He looked up, and so far forgot his dignity as to make a wry face.

“I have had the pleasure—in deference to your relationship, Captain Page, I call it a pleasure—of meeting Mistress Pettus; also of taking at her hands the blame for your leaving of the other army. I should think you would be glad to have a fair duty excuse for omitting your leave-takings.”

“So I might, under other circumstances,” I began; “but—”

“But Mistress Pettus has a traveling companion, you would say. Strange that I should overlook, even for a fleeting moment, so charming a fact. Ah, Captain, I can guess very well what has made you such a willing letter carrier for me. I know of but one dear lady who is more beautiful than Mistress Beatrix Leigh—which you may take for high praise, since I have been permitted to see only the scornful curve of Mistress Leigh’s lips and an unfriendly light in her eyes.”

I can not tell how it ground me to have him talking thus of Beatrix, in the kindly familiarity of a friend—this man with whom, come what might, I meant to close in a death-grapple a few hours further on. It is said that all the world loves a lover, and surely this applies to that part of the world which is itself in the sweet toils. With all his hideous faults, Arnold was still the devoted husband-lover of Margaret Shippen; let him have the credit for that. And since he was—but I saw that I must get away speedily.

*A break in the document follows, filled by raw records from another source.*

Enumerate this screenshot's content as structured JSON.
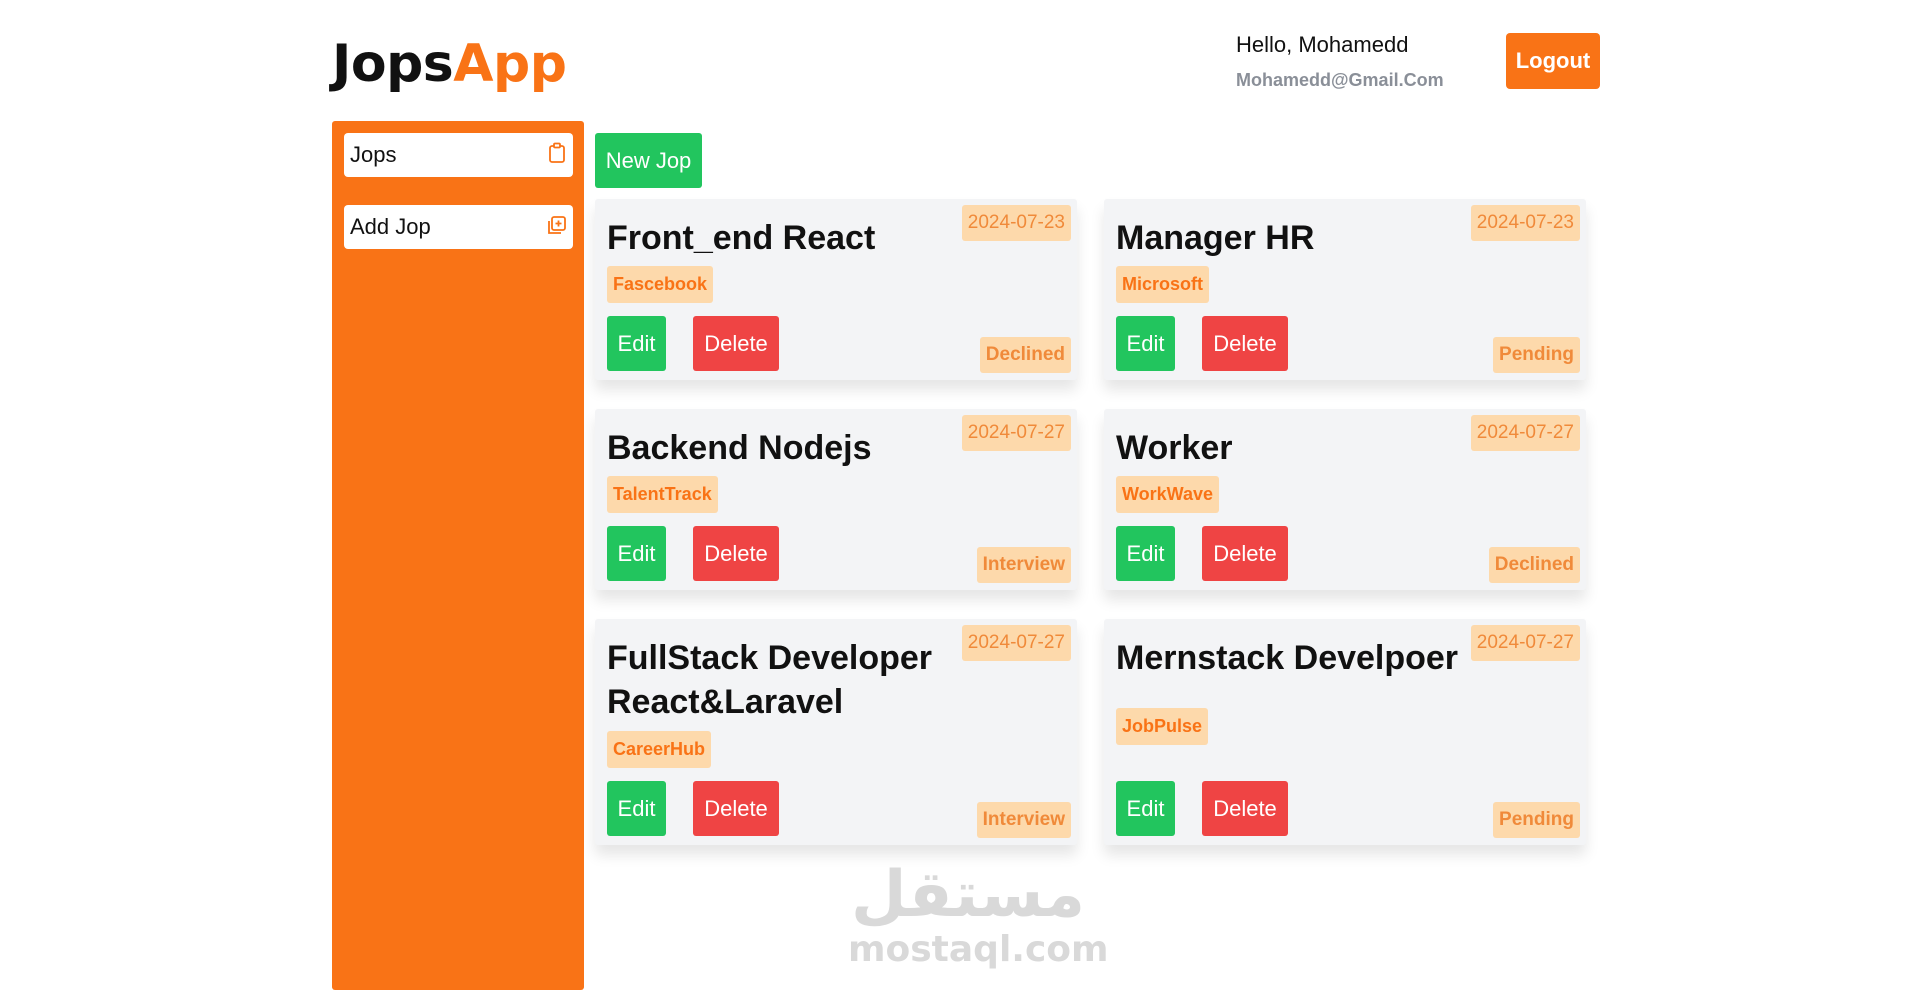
{
  "header": {
    "logo_part1": "Jops",
    "logo_part2": "App",
    "greeting": "Hello, Mohamedd",
    "email": "Mohamedd@Gmail.Com",
    "logout_label": "Logout"
  },
  "sidebar": {
    "items": [
      {
        "label": "Jops",
        "icon": "clipboard-icon"
      },
      {
        "label": "Add Jop",
        "icon": "add-square-icon"
      }
    ]
  },
  "main": {
    "new_label": "New Jop",
    "edit_label": "Edit",
    "delete_label": "Delete",
    "jobs": [
      {
        "title": "Front_end React",
        "date": "2024-07-23",
        "company": "Fascebook",
        "status": "Declined"
      },
      {
        "title": "Manager HR",
        "date": "2024-07-23",
        "company": "Microsoft",
        "status": "Pending"
      },
      {
        "title": "Backend Nodejs",
        "date": "2024-07-27",
        "company": "TalentTrack",
        "status": "Interview"
      },
      {
        "title": "Worker",
        "date": "2024-07-27",
        "company": "WorkWave",
        "status": "Declined"
      },
      {
        "title": "FullStack Developer React&Laravel",
        "date": "2024-07-27",
        "company": "CareerHub",
        "status": "Interview"
      },
      {
        "title": "Mernstack Develpoer",
        "date": "2024-07-27",
        "company": "JobPulse",
        "status": "Pending"
      }
    ]
  },
  "watermark": {
    "arabic": "مستقل",
    "latin": "mostaql.com"
  },
  "colors": {
    "accent": "#f97316",
    "success": "#22c55e",
    "danger": "#ef4444",
    "badge_bg": "#fdd9ab",
    "card_bg": "#f3f4f6"
  }
}
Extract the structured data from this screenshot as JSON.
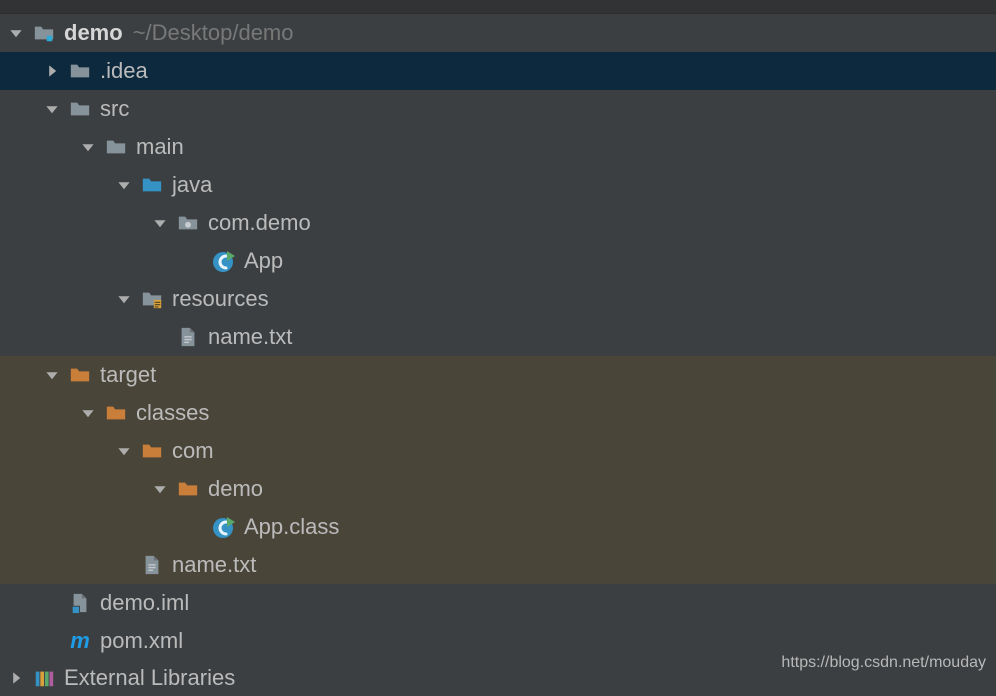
{
  "project": {
    "name": "demo",
    "path": "~/Desktop/demo"
  },
  "tree": {
    "idea": ".idea",
    "src": "src",
    "main": "main",
    "java": "java",
    "pkg": "com.demo",
    "app": "App",
    "resources": "resources",
    "nametxt1": "name.txt",
    "target": "target",
    "classes": "classes",
    "com": "com",
    "demo": "demo",
    "appclass": "App.class",
    "nametxt2": "name.txt",
    "iml": "demo.iml",
    "pom": "pom.xml",
    "extlib": "External Libraries"
  },
  "watermark": "https://blog.csdn.net/mouday"
}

“I have your permission, then, General?” I asked; and he gave it in a courtly bow, and turned back to his writing.

I confess I had a most evil turn when the orderly on duty in the lower hall saluted and let me out into the open air. From force of habit—the habit of the hunted—I glanced up and down the street before venturing beyond the shelter of the doorway. It was well that I did, for just past the tavern, three men were coming on abreast, two of them plainly recognizable as Lieutenant Charles Castner and the spy, James Askew; and the third was strangely familiar in his gait and carriage, though for the down-drooped hat-brim I could not see his face.

My first impulse was to warn Champe; the next to stand still and see what form the catastrophe threatened to take. If the trio was coming on to Arnold’s door, I would step inside, call the sergeant to his duty, and we would die as soldiers should.

But this test of last-ditch courage was not made. At the door of the hostelry the three men turned in and disappeared, and a few minutes later, Castner came out alone and made straight for Sir Henry Clinton’s quarters. That was my cue, and going to the orderly-room, I roused Champe from his nap before the hearth.

“Castner is back,” I said hastily. “He came down the street just now with Askew and another man, left his companions at the tavern, and has gone alone to Sir Henry Clinton’s house.”